Twitter workers now unemployed thanks to Elon Musk are unlikely to get an apology from him. But they did just receive one from Jack Dorsey, the Twitter co-founder who led the company until November last year.
In a tweet on Saturday morning, one day after his longtime friend Musk slashed about half the company’s workforce, Dorsey wrote:
“Folks at Twitter past and present are strong and resilient. They will always find a way no matter how difficult the moment. I realize many are angry with me. I own the responsibility for why everyone is in this situation: I grew the company size too quickly. I apologize for that.”
He added, “I am grateful for, and love, everyone who has ever worked on Twitter.

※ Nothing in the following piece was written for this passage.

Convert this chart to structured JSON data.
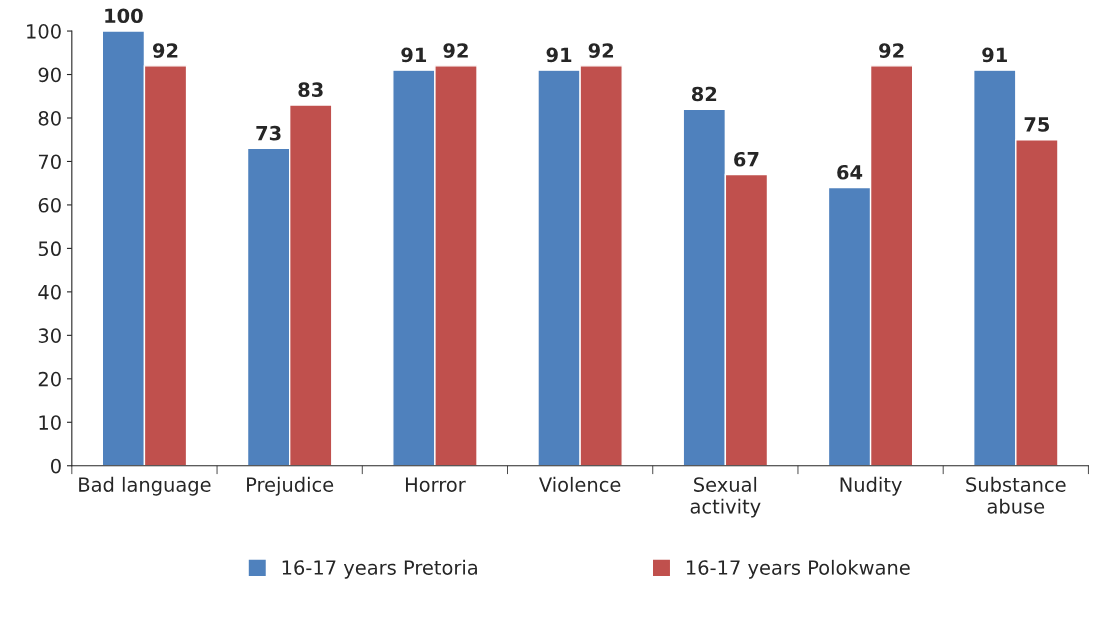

I don’t expect that to be mutual in this moment…or ever…and I understand.”
The love and gratitude might be hard to reciprocate for some considering Dorsey praised Musk as the “singular solution I trust” to run the company back in April, when the takeover saga began. “This is the right path…I believe it with all my heart,” he added at the time.

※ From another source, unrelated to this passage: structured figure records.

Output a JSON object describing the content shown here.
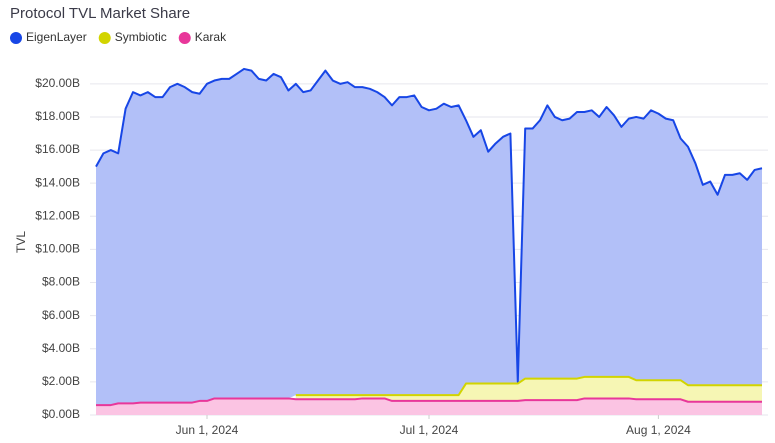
{
  "chart_data": {
    "type": "stacked-area",
    "title": "Protocol TVL Market Share",
    "y_label": "TVL",
    "x": [
      "2024-05-17",
      "2024-05-18",
      "2024-05-19",
      "2024-05-20",
      "2024-05-21",
      "2024-05-22",
      "2024-05-23",
      "2024-05-24",
      "2024-05-25",
      "2024-05-26",
      "2024-05-27",
      "2024-05-28",
      "2024-05-29",
      "2024-05-30",
      "2024-05-31",
      "2024-06-01",
      "2024-06-02",
      "2024-06-03",
      "2024-06-04",
      "2024-06-05",
      "2024-06-06",
      "2024-06-07",
      "2024-06-08",
      "2024-06-09",
      "2024-06-10",
      "2024-06-11",
      "2024-06-12",
      "2024-06-13",
      "2024-06-14",
      "2024-06-15",
      "2024-06-16",
      "2024-06-17",
      "2024-06-18",
      "2024-06-19",
      "2024-06-20",
      "2024-06-21",
      "2024-06-22",
      "2024-06-23",
      "2024-06-24",
      "2024-06-25",
      "2024-06-26",
      "2024-06-27",
      "2024-06-28",
      "2024-06-29",
      "2024-06-30",
      "2024-07-01",
      "2024-07-02",
      "2024-07-03",
      "2024-07-04",
      "2024-07-05",
      "2024-07-06",
      "2024-07-07",
      "2024-07-08",
      "2024-07-09",
      "2024-07-10",
      "2024-07-11",
      "2024-07-12",
      "2024-07-13",
      "2024-07-14",
      "2024-07-15",
      "2024-07-16",
      "2024-07-17",
      "2024-07-18",
      "2024-07-19",
      "2024-07-20",
      "2024-07-21",
      "2024-07-22",
      "2024-07-23",
      "2024-07-24",
      "2024-07-25",
      "2024-07-26",
      "2024-07-27",
      "2024-07-28",
      "2024-07-29",
      "2024-07-30",
      "2024-07-31",
      "2024-08-01",
      "2024-08-02",
      "2024-08-03",
      "2024-08-04",
      "2024-08-05",
      "2024-08-06",
      "2024-08-07",
      "2024-08-08",
      "2024-08-09",
      "2024-08-10",
      "2024-08-11",
      "2024-08-12",
      "2024-08-13",
      "2024-08-14",
      "2024-08-15"
    ],
    "xlim": [
      "2024-05-17",
      "2024-08-15"
    ],
    "xticks": [
      {
        "value": "2024-06-01",
        "label": "Jun 1, 2024"
      },
      {
        "value": "2024-07-01",
        "label": "Jul 1, 2024"
      },
      {
        "value": "2024-08-01",
        "label": "Aug 1, 2024"
      }
    ],
    "ylim": [
      0,
      21.5
    ],
    "yticks": [
      {
        "value": 0,
        "label": "$0.00B"
      },
      {
        "value": 2,
        "label": "$2.00B"
      },
      {
        "value": 4,
        "label": "$4.00B"
      },
      {
        "value": 6,
        "label": "$6.00B"
      },
      {
        "value": 8,
        "label": "$8.00B"
      },
      {
        "value": 10,
        "label": "$10.00B"
      },
      {
        "value": 12,
        "label": "$12.00B"
      },
      {
        "value": 14,
        "label": "$14.00B"
      },
      {
        "value": 16,
        "label": "$16.00B"
      },
      {
        "value": 18,
        "label": "$18.00B"
      },
      {
        "value": 20,
        "label": "$20.00B"
      }
    ],
    "grid": true,
    "series": [
      {
        "name": "EigenLayer",
        "color": "#1746e6",
        "fill": "#b2c0f8",
        "values": [
          14.4,
          15.2,
          15.4,
          15.1,
          17.8,
          18.8,
          18.55,
          18.75,
          18.45,
          18.45,
          19.05,
          19.25,
          19.05,
          18.75,
          18.55,
          19.15,
          19.2,
          19.3,
          19.3,
          19.6,
          19.9,
          19.8,
          19.3,
          19.2,
          19.6,
          19.4,
          18.6,
          18.8,
          18.3,
          18.4,
          19.0,
          19.6,
          19.0,
          18.8,
          18.9,
          18.6,
          18.6,
          18.5,
          18.3,
          18.0,
          17.5,
          18.0,
          18.0,
          18.1,
          17.4,
          17.2,
          17.3,
          17.6,
          17.4,
          17.5,
          15.9,
          14.9,
          15.3,
          14.0,
          14.5,
          14.9,
          15.1,
          0.1,
          15.1,
          15.1,
          15.6,
          16.5,
          15.8,
          15.6,
          15.7,
          16.1,
          16.0,
          16.1,
          15.7,
          16.3,
          15.8,
          15.1,
          15.6,
          15.9,
          15.8,
          16.3,
          16.1,
          15.8,
          15.7,
          14.6,
          14.4,
          13.4,
          12.1,
          12.3,
          11.5,
          12.7,
          12.7,
          12.8,
          12.4,
          13.0,
          13.1
        ]
      },
      {
        "name": "Symbiotic",
        "color": "#d2d400",
        "fill": "#f6f6b4",
        "values": [
          null,
          null,
          null,
          null,
          null,
          null,
          null,
          null,
          null,
          null,
          null,
          null,
          null,
          null,
          null,
          null,
          null,
          null,
          null,
          null,
          null,
          null,
          null,
          null,
          null,
          null,
          null,
          0.25,
          0.25,
          0.25,
          0.25,
          0.25,
          0.25,
          0.25,
          0.25,
          0.25,
          0.2,
          0.2,
          0.2,
          0.2,
          0.35,
          0.35,
          0.35,
          0.35,
          0.35,
          0.35,
          0.35,
          0.35,
          0.35,
          0.35,
          1.05,
          1.05,
          1.05,
          1.05,
          1.05,
          1.05,
          1.05,
          1.05,
          1.3,
          1.3,
          1.3,
          1.3,
          1.3,
          1.3,
          1.3,
          1.3,
          1.3,
          1.3,
          1.3,
          1.3,
          1.3,
          1.3,
          1.3,
          1.15,
          1.15,
          1.15,
          1.15,
          1.15,
          1.15,
          1.15,
          1.0,
          1.0,
          1.0,
          1.0,
          1.0,
          1.0,
          1.0,
          1.0,
          1.0,
          1.0,
          1.0
        ]
      },
      {
        "name": "Karak",
        "color": "#e8379a",
        "fill": "#fbc4e3",
        "values": [
          0.6,
          0.6,
          0.6,
          0.7,
          0.7,
          0.7,
          0.75,
          0.75,
          0.75,
          0.75,
          0.75,
          0.75,
          0.75,
          0.75,
          0.85,
          0.85,
          1.0,
          1.0,
          1.0,
          1.0,
          1.0,
          1.0,
          1.0,
          1.0,
          1.0,
          1.0,
          1.0,
          0.95,
          0.95,
          0.95,
          0.95,
          0.95,
          0.95,
          0.95,
          0.95,
          0.95,
          1.0,
          1.0,
          1.0,
          1.0,
          0.85,
          0.85,
          0.85,
          0.85,
          0.85,
          0.85,
          0.85,
          0.85,
          0.85,
          0.85,
          0.85,
          0.85,
          0.85,
          0.85,
          0.85,
          0.85,
          0.85,
          0.85,
          0.9,
          0.9,
          0.9,
          0.9,
          0.9,
          0.9,
          0.9,
          0.9,
          1.0,
          1.0,
          1.0,
          1.0,
          1.0,
          1.0,
          1.0,
          0.95,
          0.95,
          0.95,
          0.95,
          0.95,
          0.95,
          0.95,
          0.8,
          0.8,
          0.8,
          0.8,
          0.8,
          0.8,
          0.8,
          0.8,
          0.8,
          0.8,
          0.8
        ]
      }
    ]
  }
}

As for Musk, he tweeted Friday night that the mass layoffs were necessary, writing: “Regarding Twitter’s reduction in force, unfortunately there is no choice when the company is losing over $4M/day. Everyone exited was offered 3 months of severance, which is 50% more than legally required.”
Talking to investors earlier in the day at the Baron Investment Conference in New York City, he joked about overpaying for the social media company, Insider reported.
“I mean I think most people would say, given how [the] market has evolved this year, the price is on the high side,” Musk acknowledged onstage.
Wedbush Securities tech analyst Dan Ives called the $44 billion purchase “one of the most overpaid tech acquisitions in the history of M&A deals on the Street,” arguing that $25 billion would have been a fairer price.
At the conference, Musk said he expects the job cuts to save the company $400 million a year.
In September, leaked documents from the Elon Musk v. Twitter trial showed some of Dorsey’s thinking about the social network he co-founded in 2006. In texts to Musk, Dorsey wrote:
“I believe it must be an open source protocol, funded by a foundation of sorts that doesn’t own the protocol, only advances it. A bit like what Signal has done. It can’t have an advertising model.”
Last month, Dorsey launched a decentralized social-media platform, Bluesky Social.